Dukungan ini menegaskan bahwa isu pertambangan di Sumbawa bukan lagi persoalan lokal semata, melainkan telah menjadi perhatian serius organisasi kemasyarakatan. Sikap tegas MPC Pemuda Pancasila Sumbawa menunjukkan adanya kekhawatiran kolektif terhadap ancaman kerusakan lingkungan.
Wilayah Ai Baong selama ini dikenal sebagai kawasan penyangga ekosistem dan sumber air utama bagi masyarakat sekitar.
Warga menilai kawasan tersebut memiliki nilai ekologis yang sangat tinggi. Bagi masyarakat Desa Lawin, Ai Baong bukan sekadar wilayah kosong, melainkan ruang hidup yang menopang keberlanjutan generasi.
Rencana survei yang akan dilakukan PT SAM dinilai sebagai pintu masuk bagi eksploitasi besar-besaran. Eksploitasi tersebut dikhawatirkan akan berdampak jangka panjang. Dampak itu mencakup kerusakan hutan. Dampak lainnya berupa pencemaran sumber air. Selain itu, ancaman konflik sosial juga menjadi perhatian utama warga.

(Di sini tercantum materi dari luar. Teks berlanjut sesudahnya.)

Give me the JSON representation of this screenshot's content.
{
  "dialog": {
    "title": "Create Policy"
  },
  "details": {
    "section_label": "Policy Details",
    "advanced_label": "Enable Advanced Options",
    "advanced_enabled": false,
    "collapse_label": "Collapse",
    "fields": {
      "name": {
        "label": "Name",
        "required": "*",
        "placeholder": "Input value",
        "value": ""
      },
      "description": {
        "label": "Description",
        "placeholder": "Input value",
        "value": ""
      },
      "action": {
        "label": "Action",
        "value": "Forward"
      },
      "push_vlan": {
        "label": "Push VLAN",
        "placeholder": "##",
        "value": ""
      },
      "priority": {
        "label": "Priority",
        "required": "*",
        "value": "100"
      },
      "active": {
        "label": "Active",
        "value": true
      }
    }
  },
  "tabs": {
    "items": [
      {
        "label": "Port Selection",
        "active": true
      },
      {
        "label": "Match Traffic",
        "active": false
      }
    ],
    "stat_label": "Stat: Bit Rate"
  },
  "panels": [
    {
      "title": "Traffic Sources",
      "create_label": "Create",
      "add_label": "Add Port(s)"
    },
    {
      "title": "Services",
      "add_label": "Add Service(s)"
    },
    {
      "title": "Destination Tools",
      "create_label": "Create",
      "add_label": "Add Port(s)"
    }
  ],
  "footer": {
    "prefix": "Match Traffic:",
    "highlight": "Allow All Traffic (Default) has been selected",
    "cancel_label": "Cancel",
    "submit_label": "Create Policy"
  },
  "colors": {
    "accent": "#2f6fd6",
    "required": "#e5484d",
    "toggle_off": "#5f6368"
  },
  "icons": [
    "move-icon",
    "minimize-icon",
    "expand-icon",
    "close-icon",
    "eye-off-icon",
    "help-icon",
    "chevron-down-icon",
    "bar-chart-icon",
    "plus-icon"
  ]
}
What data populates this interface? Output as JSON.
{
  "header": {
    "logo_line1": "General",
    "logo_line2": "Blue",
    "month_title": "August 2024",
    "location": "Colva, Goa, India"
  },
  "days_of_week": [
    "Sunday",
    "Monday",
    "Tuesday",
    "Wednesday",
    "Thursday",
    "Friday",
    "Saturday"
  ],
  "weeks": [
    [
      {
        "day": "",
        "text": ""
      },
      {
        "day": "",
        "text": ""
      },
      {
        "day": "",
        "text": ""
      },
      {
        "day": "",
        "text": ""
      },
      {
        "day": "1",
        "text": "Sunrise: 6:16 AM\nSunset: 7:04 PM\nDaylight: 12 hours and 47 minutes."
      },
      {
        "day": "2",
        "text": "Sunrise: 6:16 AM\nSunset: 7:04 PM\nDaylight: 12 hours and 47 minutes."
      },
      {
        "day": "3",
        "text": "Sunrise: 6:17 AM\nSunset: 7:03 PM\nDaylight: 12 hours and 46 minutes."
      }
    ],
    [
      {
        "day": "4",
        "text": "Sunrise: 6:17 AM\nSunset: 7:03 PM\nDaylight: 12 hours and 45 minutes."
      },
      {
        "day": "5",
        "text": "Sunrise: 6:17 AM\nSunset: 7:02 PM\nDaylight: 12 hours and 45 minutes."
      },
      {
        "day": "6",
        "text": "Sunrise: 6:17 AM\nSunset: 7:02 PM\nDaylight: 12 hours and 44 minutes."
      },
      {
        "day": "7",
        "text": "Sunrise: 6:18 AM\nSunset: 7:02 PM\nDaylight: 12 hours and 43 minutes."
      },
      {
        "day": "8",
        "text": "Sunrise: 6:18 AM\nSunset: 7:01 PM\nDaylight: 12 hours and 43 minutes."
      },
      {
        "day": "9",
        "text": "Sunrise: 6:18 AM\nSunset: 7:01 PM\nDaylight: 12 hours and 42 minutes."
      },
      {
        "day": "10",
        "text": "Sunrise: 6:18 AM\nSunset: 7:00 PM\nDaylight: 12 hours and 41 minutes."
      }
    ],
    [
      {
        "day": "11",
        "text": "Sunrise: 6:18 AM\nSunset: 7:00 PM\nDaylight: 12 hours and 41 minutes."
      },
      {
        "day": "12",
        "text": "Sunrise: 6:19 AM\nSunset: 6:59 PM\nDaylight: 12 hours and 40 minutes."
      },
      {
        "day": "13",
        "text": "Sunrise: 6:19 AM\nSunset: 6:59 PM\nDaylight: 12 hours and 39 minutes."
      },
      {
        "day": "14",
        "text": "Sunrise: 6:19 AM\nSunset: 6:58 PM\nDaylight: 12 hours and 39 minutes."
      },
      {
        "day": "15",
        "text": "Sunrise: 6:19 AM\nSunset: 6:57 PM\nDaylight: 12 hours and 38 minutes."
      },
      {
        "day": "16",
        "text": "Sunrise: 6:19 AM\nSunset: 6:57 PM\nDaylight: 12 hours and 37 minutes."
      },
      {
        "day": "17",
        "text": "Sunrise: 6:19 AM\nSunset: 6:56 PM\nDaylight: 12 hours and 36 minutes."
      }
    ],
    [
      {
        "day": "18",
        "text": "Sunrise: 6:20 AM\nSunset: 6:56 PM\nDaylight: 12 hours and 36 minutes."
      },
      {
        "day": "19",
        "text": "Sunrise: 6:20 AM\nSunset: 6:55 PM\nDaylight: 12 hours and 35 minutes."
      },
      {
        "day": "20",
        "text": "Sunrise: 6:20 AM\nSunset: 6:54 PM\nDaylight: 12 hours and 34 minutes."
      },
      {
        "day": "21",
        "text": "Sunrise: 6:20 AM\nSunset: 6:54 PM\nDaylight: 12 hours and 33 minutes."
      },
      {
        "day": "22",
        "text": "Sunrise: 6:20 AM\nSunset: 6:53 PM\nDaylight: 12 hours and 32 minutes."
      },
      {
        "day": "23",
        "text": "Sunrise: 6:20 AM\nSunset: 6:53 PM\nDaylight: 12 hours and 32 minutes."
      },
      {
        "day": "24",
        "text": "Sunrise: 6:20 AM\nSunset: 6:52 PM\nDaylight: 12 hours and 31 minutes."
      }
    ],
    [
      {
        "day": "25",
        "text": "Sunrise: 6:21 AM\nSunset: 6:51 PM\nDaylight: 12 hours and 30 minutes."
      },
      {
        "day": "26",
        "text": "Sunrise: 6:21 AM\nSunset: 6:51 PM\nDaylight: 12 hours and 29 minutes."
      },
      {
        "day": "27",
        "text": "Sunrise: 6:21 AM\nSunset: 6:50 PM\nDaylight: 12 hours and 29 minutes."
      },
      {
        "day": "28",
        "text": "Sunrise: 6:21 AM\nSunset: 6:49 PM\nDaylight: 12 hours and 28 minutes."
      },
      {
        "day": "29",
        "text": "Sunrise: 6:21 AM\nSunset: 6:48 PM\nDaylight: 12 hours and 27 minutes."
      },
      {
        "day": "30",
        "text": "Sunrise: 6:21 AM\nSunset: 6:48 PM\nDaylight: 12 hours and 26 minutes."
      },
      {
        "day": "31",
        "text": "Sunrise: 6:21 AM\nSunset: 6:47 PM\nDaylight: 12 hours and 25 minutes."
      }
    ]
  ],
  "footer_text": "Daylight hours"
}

Ketua MPC Pemuda Pancasila Kabupaten Sumbawa, Sahruddin LB, secara tegas menyatakan sikap organisasinya. menegaskan bahwa Pemuda Pancasila berdiri bersama rakyat. Menurutnya, penolakan warga adalah bentuk kedaulatan masyarakat atas tanah dan lingkungannya. Ia menyebut bahwa tidak ada investasi yang boleh mengorbankan hak dasar masyarakat.nIa menilai bahwa pembangunan sejati harus berpihak pada kelestarian alam.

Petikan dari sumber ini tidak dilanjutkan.